It may be of interest to sports fans that when something happens to a sportscaster or sports talk show personality short of death, very little attention is paid to it during sports talk programs the way attention is given to an athlete that makes the news.

For example, SNY TV analyst Nelson Figueroa was fired from covering the New York Mets in late May for coming to work in a state not fit to perform his on-air duties.

This week, Odell Beckham’s recent GQ article has become a segment in sports talk programming. Last week it was U.S. Women’s Soccer team captain Megan Rapinoe’s demand for pay parity. But when it comes to ESPN sports talk personality Dan Le Batard, who removed himself from the air on Monday for what he considered a violation of ESPN’s policy of not talking about politics, for criticizing the current president, there has been little mention of it by any of Le Batard’s broadcasting peers.

On Thursday, Le Batard found it necessary to discuss and denounce the back and forth, “Send her back” repartee between the president and those attending his rally last week in North Carolina that had been directed at Congresswoman Ilhan Omar, the U.S. representative for Minnesota, a Somali-born naturalized citizen.
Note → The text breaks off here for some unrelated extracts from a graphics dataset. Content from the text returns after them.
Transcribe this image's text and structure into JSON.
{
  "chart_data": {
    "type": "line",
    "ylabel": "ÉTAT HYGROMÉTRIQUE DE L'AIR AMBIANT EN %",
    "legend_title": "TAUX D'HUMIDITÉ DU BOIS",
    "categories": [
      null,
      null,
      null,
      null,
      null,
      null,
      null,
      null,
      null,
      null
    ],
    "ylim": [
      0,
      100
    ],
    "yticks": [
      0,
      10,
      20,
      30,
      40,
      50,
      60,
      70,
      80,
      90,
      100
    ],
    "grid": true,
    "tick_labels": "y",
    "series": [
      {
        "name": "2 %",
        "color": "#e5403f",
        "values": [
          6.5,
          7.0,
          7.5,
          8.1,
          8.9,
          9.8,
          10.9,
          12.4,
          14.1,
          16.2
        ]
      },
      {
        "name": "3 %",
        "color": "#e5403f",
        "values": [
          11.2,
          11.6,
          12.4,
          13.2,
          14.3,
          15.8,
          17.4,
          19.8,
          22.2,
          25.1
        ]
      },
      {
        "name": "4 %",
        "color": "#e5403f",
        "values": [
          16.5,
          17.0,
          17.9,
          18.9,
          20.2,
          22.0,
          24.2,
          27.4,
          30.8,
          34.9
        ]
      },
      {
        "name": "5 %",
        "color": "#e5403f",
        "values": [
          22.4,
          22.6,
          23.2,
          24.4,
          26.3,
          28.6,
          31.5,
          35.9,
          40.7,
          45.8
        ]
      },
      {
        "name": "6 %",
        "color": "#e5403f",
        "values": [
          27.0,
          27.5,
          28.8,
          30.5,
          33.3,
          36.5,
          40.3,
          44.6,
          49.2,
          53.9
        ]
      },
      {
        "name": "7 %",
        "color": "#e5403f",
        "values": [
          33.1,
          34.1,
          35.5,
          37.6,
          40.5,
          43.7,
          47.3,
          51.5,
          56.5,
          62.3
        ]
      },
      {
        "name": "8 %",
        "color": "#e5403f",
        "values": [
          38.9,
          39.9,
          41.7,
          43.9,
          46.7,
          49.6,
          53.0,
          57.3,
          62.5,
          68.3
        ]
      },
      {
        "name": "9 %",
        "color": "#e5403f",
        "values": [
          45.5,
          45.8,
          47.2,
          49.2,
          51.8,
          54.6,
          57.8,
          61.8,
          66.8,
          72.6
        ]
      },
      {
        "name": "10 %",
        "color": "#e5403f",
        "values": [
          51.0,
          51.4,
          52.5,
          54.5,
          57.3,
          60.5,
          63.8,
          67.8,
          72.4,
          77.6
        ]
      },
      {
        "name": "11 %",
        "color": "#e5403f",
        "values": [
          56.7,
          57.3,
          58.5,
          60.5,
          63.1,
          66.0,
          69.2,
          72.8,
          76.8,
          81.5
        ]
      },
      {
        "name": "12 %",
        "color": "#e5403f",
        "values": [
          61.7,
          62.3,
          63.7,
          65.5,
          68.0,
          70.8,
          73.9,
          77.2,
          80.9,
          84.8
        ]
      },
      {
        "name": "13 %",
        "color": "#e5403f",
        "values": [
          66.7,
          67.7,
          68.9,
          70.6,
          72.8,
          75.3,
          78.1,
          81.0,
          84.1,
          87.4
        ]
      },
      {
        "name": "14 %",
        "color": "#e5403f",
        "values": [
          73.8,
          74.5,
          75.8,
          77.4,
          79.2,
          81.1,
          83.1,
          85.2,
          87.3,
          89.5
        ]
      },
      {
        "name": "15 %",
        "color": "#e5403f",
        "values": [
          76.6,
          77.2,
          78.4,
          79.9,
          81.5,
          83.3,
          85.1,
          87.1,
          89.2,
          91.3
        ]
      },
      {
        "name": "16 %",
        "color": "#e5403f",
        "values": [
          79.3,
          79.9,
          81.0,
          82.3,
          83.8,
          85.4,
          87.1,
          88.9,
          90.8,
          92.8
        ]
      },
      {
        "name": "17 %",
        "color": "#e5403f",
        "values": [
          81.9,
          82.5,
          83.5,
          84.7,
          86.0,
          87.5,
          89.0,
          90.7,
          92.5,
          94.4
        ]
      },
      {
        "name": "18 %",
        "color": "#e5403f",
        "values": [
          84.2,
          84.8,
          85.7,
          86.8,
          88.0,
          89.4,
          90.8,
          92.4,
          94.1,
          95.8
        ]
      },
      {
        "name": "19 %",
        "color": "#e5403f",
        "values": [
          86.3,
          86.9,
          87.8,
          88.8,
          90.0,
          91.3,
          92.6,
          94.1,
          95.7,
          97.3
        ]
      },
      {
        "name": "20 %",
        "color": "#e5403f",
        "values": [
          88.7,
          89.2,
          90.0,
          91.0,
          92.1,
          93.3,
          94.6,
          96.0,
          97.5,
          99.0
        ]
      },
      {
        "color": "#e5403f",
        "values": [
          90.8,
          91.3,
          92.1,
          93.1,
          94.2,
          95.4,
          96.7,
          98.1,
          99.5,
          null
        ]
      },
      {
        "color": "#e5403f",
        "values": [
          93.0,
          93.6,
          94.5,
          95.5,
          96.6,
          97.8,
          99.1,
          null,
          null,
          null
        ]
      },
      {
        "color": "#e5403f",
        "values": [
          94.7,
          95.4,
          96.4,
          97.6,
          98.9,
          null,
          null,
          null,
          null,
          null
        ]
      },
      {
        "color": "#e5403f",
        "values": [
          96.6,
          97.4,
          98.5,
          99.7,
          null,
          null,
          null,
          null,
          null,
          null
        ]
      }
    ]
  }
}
Le Batard, who took off from his broadcasting duties on Monday, called the audience’s chants “un-American” and described the way the president antagonized the crowd, his conduct and actions as instigating racial division.

“I was not happy with it. I disagree with it,” the president was quoted as saying to reporters at the White House about his chanting audience, attempting to distance himself from the rallyers.

“I didn’t say that, they did,” noted the president, throwing the raucous crowd under the bus while reminding us of how they all “love our country,” commending them the way he commended the white supremacists of Charlottesville, Va., in 2017.

Le Batard’s decision to address the event in North Carolina is in complete defiance of ESPN’s no-politics policy instituted by their new president Jimmy Pitaro in March 2018, shortly after he began in his new position, and it’s not expected to change.

Le Batard describes the policy as “cowardly.”

Giving an example, Le Batard, who believes that this is about race, not politics, further states, “We only talk about it around here when Steve Kerr or [Gregg] Popovich says something. We don’t talk about what is happening unless there’s some sort of weak, cowardly sports angle that we can run it through, when sports has always been a place where this stuff changes.”